Haynes laid his fork down with an obviously forced laugh.

“Sorry, Mac,” he said, “but I’m that worried I hardly know what I’m doing.”

“That fact must have been discernible to all and sundry from the moment you came into the place. In the elegant phrase of our American cousins: ‘What’s eating at you now?’ ”

“The same thing that has been for a deuce of a long time,” Sir William returned with a sigh. “These eternal rackets.”

“There have been rackets in London from beyond the day when Dick Whittington was Lord Mayor,” McCarthy returned equably. “Which particular rackets are you eluding to?”

“The Vice and Dope rackets,” Sir William answered. “They’re growing daily, and we don’t seem able to cope with them. There’ll be a devil of a row before long.”

“In fairness, Bill,” McCarthy said quietly, “allow me, as a humble member of the C.I.D., to point out to its working boss that the first has nothing to do with him. Until some scoundrel or other is bumped off and a nice, juicy murder job made of it, the C.I.D. is not supposed to know anything of what’s going on in that particularly dirty form of crime. It’s in the hands of the uniformed men, controlled by a very capable Vice Squad from Vine Street.”

“I know that,” Sir William returned, almost irritably, “but the Great British Public doesn’t, Mac, and the Press, if they know it, seem to forget it. Any more than we’ve anything to do with the dirty foreign rats, male and female, who are creeping in here on forged passports. That’s the job of the Emigration Department, and our men at the ports daren’t say a word unless they’re specifically called in. That doesn’t stop the public wondering why the Criminal Investigation Department lets them get in, just the same.”

“It’s hard, Bill,” McCarthy said sympathetically. “Divil a doubt of it.”

“So much for the Vice side,” Sir William went on. “And the Dope branch is getting still worse. The stuff’s pouring in and we can’t get the slightest line of who’s at the bottom of it. We’re picking up dope-runners in plenty, but never a squeak out of one of them as to who are the big people behind it.”

“What kind of dope in particular, Bill?” McCarthy asked.

“Every kind,” he was told. “The West land’s thick with it. All the powdered drugs, and now opium as well.”

“Getting the ‘treacle’ in, are they?” McCarthy said musingly. “You’d think the smart lads of the Customs branch would be able to get a line on that before the stuff’s run ashore.”

“They can’t get the faintest trace of it, incoming,” Haynes told him, “but we know that it’s being hawked, not only in London but all over the country, in every variety of prepared form. But as for where the main stock is, we’re as far off picking it up as ever.”

“Who’s got it in hand?” McCarthy asked.

“Grey—Inspector Grey; the star in man of the Narcotic Squad.”

“Heard of him, but never met him,” McCarthy commented. “I’ve been told he’s one of the smart lads.”

“One of the very best,” Haynes assured him. “Rather like yourself, inasmuch as that he’s a ‘lone wolf.’ Likes to work single-handed. However, up to now it’s got him beaten as well as the next.”
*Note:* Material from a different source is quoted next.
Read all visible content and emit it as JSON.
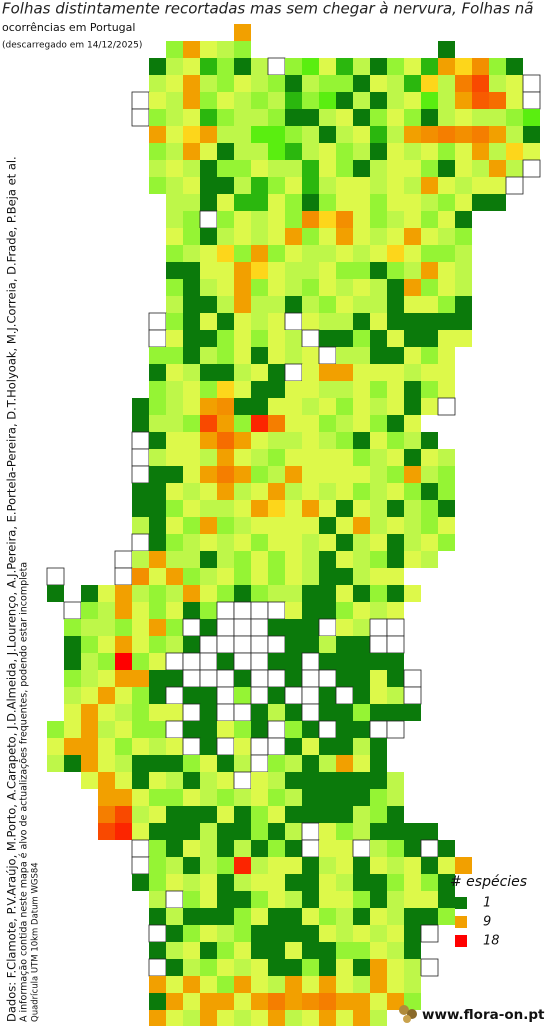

“It’s the divil himself how you can get up against the brick wall,” McCarthy said with a sigh of fellow-feeling, “and the worst of it is that it invariably happens on a job that it’s more than unusually necessary to make good on. Never mind, Bill, Grey’ll probably bring home the bacon before so long.”

“We’ll hope so,” Haynes responded, albeit a trifle pessimistic in tone. “If he doesn’t, all Hell will pop before we’re so much older.”

He switched the subject suddenly.

“Let’s see, what are you handling at the moment, Mac?”

“At the present moment,” McCarthy informed him, “nothing worse than this good dinner. By gracious permission of the ‘Sooper’ I’m going to take a week-end leave. I’m invited to dance at a shivoo of Lady Featheringham’s to-morrow night.”

He grinned whimsically at Sir William’s look of surprise. “I took such good care of her ladyship’s and her guests’ jewels at her last big affair in Berkeley Square that she’s invited me as a guest this time. So, from now and until Monday morning, Crime will have to take care of itself so far as I’m concerned. I’ll look in at the Yard in the morning for a few minutes, of course, just to see that no spectacular job has been pulled off to do me out of my week-end, but if all’s calm and peaceful on the Embankment, Bill, I’m finished with work till Monday next.”